Think adoption first!
Who Founded the Program?
A couple of veterans. A couple of civilian volunteers identifying a need and wanting to help one animal at a time, one veteran at a time.
How YOU can help.
Like us on Facebook!
Spread the word! Tell veterans about the program or become a supporter by purchasing a supporter t-shirt.
Volunteer! Even if you are not a veteran, we are accepting applications for new volunteers.
Dog Tags New York
Pairing Veterans and Shelter Dogs
Veterans face many difficulties returning from deployment. Among the issues
plaguing our warriors are anxiety, depression, isolation, and anger. It has been
found that the simplest of rudders to calm this raging sea of emotions is often
the unconditional and ever present trust of an animal.
The healing process of our program is two-fold: the Veteran finds comfort in the
quiet, non judgmental nature of animals and the animal seeks solace and love
during his or her own time of turmoil.
Veterans and animals come together at the shelter and walk out from behind the
shadows side-by-side having found a friend in one another.

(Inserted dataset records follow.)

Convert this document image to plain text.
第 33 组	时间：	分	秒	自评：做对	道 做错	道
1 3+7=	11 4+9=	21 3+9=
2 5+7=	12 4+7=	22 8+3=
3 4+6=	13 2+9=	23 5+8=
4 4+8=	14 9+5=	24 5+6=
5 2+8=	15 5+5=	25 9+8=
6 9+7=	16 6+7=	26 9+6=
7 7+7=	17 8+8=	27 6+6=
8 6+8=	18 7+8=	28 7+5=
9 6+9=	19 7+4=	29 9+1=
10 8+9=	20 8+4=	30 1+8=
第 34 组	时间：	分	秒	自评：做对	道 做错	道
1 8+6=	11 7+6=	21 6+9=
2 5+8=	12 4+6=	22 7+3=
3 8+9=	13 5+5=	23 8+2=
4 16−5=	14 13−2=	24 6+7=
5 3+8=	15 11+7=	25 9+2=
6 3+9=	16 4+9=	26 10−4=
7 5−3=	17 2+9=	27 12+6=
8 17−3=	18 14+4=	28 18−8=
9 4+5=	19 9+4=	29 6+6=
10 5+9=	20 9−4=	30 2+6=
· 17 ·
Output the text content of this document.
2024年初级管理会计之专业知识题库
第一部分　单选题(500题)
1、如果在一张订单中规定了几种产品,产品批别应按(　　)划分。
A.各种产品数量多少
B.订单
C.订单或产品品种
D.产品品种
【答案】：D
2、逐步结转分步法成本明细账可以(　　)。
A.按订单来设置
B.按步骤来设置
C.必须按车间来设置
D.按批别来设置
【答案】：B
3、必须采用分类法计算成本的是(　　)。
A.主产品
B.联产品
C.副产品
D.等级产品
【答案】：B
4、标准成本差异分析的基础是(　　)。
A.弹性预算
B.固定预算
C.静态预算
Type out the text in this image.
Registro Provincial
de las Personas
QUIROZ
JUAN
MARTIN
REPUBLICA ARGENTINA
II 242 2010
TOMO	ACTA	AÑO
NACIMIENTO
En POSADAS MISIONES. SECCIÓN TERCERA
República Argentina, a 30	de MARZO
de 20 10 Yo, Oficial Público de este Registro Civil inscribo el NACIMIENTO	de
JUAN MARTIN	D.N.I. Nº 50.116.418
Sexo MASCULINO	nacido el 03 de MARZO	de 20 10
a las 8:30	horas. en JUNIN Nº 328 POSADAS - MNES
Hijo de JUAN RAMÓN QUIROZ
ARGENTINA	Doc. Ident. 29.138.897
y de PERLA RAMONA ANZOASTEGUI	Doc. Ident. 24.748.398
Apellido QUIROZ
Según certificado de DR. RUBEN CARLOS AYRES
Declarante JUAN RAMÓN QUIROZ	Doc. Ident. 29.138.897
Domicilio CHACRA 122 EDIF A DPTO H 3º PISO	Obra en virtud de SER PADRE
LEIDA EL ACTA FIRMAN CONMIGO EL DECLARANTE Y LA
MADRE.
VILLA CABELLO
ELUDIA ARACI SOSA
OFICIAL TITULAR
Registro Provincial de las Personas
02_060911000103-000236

Two minds. Two hearts. One Mission: to help each other overcome adversity.
Diamond lived in a bad situation where the man in her life was not so nice to her or
her female owner. She was removed from that situation by a kind couple, but they
decided because of their busy schedules, they would try to rehome her. Diamond
came to the Niagara SPCA where the shelter staff and the veterans from Dog Tags
immediately went to work. Because of her previous situation, Diamond was nervous
to be around men so we began socializing her and making sure every experience she
had was a positive one.
Today she lives with a family and is happy to see EVERYONE she meets!
This story is typical; one that happens every day at the Niagara County SPCA: animals are socialized, behavior is modified, positive associations are created and we watch animals go to wonderful new homes.